Anniversaires,
commémorations, ces images de la une des journaux en France ces jours-ci – 50 ans de la mort d’Albert Camus, 16e anniversaire de la
disparition de François Mitterand... – me font soudain me demander si dans ma vie,
il y a des événements que je pourrais qualifier de décisifs ; certains
moments se sont rétrospectivement chargés d’un sens si lourd qu’ils émergent de
mon passé avec l’éclat des grands événements. Assez récemment, je me rappelle
mon arrivée à Winnipeg comme si elle avait marqué un tournant absolument
incompréhensible dans mon histoire.
J’avais laissé ma
valise à l’accueil, et me suis pressée vers l’ascenseur.

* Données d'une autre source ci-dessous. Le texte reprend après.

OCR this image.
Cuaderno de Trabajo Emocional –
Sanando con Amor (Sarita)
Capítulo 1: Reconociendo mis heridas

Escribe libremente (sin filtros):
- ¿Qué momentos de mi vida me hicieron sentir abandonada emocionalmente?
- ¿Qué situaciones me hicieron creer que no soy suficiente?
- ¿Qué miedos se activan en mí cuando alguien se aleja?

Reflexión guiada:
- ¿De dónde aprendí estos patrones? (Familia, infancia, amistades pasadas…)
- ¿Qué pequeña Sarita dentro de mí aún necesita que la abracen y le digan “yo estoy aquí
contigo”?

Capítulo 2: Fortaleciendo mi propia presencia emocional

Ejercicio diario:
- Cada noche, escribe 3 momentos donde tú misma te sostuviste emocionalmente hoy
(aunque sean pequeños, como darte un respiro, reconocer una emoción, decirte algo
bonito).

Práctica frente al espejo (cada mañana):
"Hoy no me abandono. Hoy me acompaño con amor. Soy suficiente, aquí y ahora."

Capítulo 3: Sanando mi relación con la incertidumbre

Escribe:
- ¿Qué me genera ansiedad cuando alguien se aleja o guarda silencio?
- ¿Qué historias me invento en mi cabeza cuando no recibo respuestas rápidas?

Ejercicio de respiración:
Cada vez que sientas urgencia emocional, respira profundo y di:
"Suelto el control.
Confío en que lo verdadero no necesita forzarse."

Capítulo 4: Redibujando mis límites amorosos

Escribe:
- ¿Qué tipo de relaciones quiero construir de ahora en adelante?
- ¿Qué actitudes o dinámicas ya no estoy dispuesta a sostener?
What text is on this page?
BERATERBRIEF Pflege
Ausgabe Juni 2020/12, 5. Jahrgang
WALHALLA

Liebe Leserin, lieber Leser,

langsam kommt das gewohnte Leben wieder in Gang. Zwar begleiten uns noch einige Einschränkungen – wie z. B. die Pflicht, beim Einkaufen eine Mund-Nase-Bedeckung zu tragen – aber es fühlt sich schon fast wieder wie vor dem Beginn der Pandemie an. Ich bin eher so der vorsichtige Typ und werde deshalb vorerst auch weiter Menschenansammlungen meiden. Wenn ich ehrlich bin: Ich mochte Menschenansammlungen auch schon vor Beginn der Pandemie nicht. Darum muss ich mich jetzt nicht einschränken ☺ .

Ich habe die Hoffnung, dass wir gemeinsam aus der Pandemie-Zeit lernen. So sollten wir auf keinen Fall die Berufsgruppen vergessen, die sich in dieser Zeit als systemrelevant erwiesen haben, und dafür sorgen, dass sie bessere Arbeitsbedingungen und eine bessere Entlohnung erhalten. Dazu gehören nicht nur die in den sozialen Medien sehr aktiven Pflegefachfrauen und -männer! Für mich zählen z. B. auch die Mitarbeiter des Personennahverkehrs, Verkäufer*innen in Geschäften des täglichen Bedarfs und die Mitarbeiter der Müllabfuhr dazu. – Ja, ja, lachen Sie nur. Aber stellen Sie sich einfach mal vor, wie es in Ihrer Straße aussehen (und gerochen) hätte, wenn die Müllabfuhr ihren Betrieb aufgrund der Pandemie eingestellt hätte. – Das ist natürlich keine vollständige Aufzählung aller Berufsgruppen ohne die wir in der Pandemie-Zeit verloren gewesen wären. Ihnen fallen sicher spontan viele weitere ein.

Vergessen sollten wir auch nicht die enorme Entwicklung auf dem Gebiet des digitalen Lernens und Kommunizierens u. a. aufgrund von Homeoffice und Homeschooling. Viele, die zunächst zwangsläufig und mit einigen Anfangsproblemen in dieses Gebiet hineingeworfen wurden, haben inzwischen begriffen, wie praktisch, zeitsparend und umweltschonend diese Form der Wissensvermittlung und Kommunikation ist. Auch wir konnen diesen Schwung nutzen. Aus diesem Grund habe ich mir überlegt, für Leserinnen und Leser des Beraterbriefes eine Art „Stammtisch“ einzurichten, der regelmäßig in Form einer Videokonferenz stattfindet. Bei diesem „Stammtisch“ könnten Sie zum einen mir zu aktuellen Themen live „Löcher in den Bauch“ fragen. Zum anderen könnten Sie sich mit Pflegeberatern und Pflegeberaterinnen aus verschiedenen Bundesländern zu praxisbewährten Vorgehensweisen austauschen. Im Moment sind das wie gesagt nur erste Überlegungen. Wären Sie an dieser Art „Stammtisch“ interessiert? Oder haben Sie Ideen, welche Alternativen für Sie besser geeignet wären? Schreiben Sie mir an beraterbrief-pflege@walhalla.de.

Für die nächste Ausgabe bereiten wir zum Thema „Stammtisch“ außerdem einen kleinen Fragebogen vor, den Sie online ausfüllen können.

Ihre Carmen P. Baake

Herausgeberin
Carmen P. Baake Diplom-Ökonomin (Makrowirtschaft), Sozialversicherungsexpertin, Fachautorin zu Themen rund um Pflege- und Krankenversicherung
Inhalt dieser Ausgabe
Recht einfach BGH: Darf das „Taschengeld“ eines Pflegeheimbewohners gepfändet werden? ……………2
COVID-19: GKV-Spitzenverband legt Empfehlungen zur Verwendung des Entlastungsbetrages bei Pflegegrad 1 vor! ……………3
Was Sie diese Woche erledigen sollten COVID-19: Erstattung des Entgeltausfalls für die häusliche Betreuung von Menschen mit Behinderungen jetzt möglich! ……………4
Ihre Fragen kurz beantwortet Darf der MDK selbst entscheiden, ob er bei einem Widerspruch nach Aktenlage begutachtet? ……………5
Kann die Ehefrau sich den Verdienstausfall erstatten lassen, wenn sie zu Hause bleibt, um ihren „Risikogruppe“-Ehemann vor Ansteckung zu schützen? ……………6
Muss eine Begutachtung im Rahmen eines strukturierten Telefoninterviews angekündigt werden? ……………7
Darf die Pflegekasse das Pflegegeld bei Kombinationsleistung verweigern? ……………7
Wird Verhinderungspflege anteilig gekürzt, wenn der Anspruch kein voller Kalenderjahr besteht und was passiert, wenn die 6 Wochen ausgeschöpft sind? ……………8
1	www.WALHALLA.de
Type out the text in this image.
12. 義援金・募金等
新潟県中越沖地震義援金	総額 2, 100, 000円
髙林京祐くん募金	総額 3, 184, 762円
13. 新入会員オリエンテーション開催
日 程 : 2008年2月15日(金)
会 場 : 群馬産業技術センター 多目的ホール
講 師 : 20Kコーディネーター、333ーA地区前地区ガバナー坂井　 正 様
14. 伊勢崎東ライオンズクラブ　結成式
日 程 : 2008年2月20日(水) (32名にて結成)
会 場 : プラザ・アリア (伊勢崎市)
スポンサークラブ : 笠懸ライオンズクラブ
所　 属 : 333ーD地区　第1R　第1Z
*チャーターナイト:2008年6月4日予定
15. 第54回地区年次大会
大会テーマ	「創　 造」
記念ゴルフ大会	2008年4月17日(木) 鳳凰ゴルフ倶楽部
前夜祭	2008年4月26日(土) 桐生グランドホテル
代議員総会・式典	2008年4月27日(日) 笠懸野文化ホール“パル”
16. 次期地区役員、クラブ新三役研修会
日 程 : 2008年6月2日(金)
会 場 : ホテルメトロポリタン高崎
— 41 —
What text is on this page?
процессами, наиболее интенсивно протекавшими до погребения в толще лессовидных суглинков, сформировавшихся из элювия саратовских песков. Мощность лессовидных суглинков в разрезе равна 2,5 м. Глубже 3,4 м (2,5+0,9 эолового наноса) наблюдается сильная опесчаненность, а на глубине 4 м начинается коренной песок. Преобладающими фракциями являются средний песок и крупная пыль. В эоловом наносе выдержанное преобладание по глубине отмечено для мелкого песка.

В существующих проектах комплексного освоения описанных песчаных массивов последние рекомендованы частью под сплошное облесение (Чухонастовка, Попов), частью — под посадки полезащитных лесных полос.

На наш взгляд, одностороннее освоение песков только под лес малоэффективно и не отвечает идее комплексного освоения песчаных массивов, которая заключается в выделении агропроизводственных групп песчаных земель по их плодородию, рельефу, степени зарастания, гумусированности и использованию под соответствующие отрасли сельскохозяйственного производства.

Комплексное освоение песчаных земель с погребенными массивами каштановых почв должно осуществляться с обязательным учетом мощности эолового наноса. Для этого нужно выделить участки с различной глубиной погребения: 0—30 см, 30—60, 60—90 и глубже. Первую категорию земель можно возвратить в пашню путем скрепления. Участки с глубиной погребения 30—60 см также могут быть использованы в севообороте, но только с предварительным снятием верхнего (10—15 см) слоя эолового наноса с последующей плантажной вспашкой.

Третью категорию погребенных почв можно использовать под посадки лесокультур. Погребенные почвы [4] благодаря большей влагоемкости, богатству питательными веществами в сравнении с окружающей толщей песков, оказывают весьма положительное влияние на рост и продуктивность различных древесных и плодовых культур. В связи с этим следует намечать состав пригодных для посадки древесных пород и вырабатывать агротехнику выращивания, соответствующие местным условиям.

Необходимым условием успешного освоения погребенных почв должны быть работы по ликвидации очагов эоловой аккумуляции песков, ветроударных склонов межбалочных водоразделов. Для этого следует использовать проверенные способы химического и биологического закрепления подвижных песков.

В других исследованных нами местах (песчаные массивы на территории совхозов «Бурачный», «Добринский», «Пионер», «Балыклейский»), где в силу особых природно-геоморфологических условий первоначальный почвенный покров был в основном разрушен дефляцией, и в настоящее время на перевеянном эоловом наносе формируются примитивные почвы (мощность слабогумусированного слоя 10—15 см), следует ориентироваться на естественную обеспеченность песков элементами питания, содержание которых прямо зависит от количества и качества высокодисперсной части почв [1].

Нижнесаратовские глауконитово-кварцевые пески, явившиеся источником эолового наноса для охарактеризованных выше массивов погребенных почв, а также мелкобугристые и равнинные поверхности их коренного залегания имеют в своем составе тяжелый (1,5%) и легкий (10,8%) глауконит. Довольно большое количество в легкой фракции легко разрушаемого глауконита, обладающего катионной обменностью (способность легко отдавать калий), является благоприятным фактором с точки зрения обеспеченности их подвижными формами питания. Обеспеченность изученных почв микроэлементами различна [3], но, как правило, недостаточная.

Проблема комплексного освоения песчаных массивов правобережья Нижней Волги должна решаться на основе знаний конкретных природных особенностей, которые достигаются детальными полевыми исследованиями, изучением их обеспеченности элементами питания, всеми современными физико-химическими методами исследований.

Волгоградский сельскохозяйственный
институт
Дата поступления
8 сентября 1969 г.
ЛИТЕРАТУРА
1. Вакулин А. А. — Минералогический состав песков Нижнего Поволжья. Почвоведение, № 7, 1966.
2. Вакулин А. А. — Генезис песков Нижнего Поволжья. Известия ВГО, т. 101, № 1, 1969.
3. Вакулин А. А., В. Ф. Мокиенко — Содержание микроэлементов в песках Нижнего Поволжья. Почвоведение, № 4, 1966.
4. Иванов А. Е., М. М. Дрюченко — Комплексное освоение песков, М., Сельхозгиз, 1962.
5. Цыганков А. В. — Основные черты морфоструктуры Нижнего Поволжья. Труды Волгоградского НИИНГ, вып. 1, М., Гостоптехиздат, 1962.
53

« Winnipeg », me dis-je. Sous le ciel bleu, l’horizon indéfini, des
trous d’ombre, des érables couleur d’automne ; au loin, des gratte-ciels
et une avenue sans fin ; une rumeur montait de la ville avec une odeur de
chaleur humide, et des voitures passaient et s’arrêtaient au carrefour.
Winnipeg. J’étais là, seule, les mains vides, séparée de mon passé et de tout
ce que je croyais aimer, et je regardais la grande cité inconnue où j’allais
devoir tailler au jour le jour ma vie. Ici, je n’existais pour personne ; quelque
part, sous un de ces toits, j’aurais à faire huit heures de cours chaque
semaine. Rien d’autre n’était prévu pour moi, sauf l’appartement que j’avais
loué à l’avance ; mes habitudes, mes occupations, mes plaisirs, c’était à
moi de les inventer. Je pris l’ascenseur qui montait lentement comme s’il s’arrêtait à chaque étage ; comme si moi, je m’arrêtais à chaque étage jusqu’au 13e,
bouleversée par ces avenues, ces maisons, ces trottoirs qui peu à peu allaient
se révéler à moi et me révéler à moi-même.